Potato and Cauliflower Mash

  • I just tried this recipe last night and I wish I had tried it before.

    http://video.about.com/southernfood/...lower-Mash.htm

    It is effectively half potatoes and half cauliflower with some butter and salt. I used olive oil spread and about half what the chef suggests and it still ended up being very tasty. I liked this better than regular mashed potatoes.

    Next time I'm going to try 3/4 cauliflower to 1/4 potato ratio for even lower calories.
  • I found a recipe for a cauliflower mash a while back myself. I HATE cauliflower, bet we kept getting it in our food co-op basket...

    It is all just cooked cauliflower (no taters), with a tiny tiny bit of butter, a dribble of buttermilk and some salt and pepper.

    Now I much prefer it to mashed potatoes and sometimes forget it is even a veg!

    Barb
  • This is the recipe I tried from one of my cookbooks:
    http://www.livingwithout.com/recipes...vy-2392-1.html

    2 russet potatoes, cut into 1-inch pieces
    ½ head cauliflower, cut into florets
    1 tablespoon olive oil
    2-4 tablespoons gluten-free vegetable broth
    ½ teaspoon salt
    Several pinches freshly ground black pepper

    1. Place the potatoes in a 4-quart pot in enough cold water to submerge them, making sure there are about 4 inches of extra water on top for when you add the cauliflower.

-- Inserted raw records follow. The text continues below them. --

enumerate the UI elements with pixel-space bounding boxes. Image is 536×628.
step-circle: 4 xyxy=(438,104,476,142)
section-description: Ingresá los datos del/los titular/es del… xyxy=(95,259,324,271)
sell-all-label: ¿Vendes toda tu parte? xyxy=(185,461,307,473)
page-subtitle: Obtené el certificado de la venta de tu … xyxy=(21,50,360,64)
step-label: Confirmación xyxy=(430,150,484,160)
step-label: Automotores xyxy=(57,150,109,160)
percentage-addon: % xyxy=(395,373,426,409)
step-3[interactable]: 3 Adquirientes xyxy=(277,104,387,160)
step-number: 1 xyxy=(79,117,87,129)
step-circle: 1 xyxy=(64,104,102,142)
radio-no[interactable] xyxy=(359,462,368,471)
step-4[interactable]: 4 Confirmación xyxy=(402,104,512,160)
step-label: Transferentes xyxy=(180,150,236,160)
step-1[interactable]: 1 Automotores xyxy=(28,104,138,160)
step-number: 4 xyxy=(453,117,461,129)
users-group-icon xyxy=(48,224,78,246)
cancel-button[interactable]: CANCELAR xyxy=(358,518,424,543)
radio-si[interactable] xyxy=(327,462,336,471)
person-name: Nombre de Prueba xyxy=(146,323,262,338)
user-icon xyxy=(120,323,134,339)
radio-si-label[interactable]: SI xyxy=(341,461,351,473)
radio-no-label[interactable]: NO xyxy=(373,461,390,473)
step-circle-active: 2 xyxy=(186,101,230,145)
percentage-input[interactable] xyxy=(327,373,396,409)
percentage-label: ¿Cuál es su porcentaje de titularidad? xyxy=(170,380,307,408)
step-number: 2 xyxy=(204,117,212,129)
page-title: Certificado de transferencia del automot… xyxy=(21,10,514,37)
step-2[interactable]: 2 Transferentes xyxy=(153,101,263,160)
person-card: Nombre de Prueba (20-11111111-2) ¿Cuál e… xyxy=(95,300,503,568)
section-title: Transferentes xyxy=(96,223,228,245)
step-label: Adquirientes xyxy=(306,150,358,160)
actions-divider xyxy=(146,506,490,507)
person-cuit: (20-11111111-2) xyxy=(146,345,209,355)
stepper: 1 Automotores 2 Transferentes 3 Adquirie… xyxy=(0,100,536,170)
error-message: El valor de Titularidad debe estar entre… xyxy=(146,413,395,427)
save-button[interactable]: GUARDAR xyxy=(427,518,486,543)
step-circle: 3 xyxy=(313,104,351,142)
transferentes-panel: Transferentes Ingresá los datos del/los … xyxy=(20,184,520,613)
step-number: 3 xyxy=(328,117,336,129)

Bring the potatoes to a boil. Once boiling, add the cauliflower and lower the heat to a simmer. Let simmer for about 15 minutes, until the potatoes and cauliflower are tender.

    2. Drain them in a colander, return them to the pot, and use a potato masher to mash them a bit. Add the olive oil, 2 tablespoons broth and the salt and pepper and mash a bit more. Use a fork to make sure all the seasonings are mixed well. If needed, add another 2 tablespoons of broth. Taste for salt.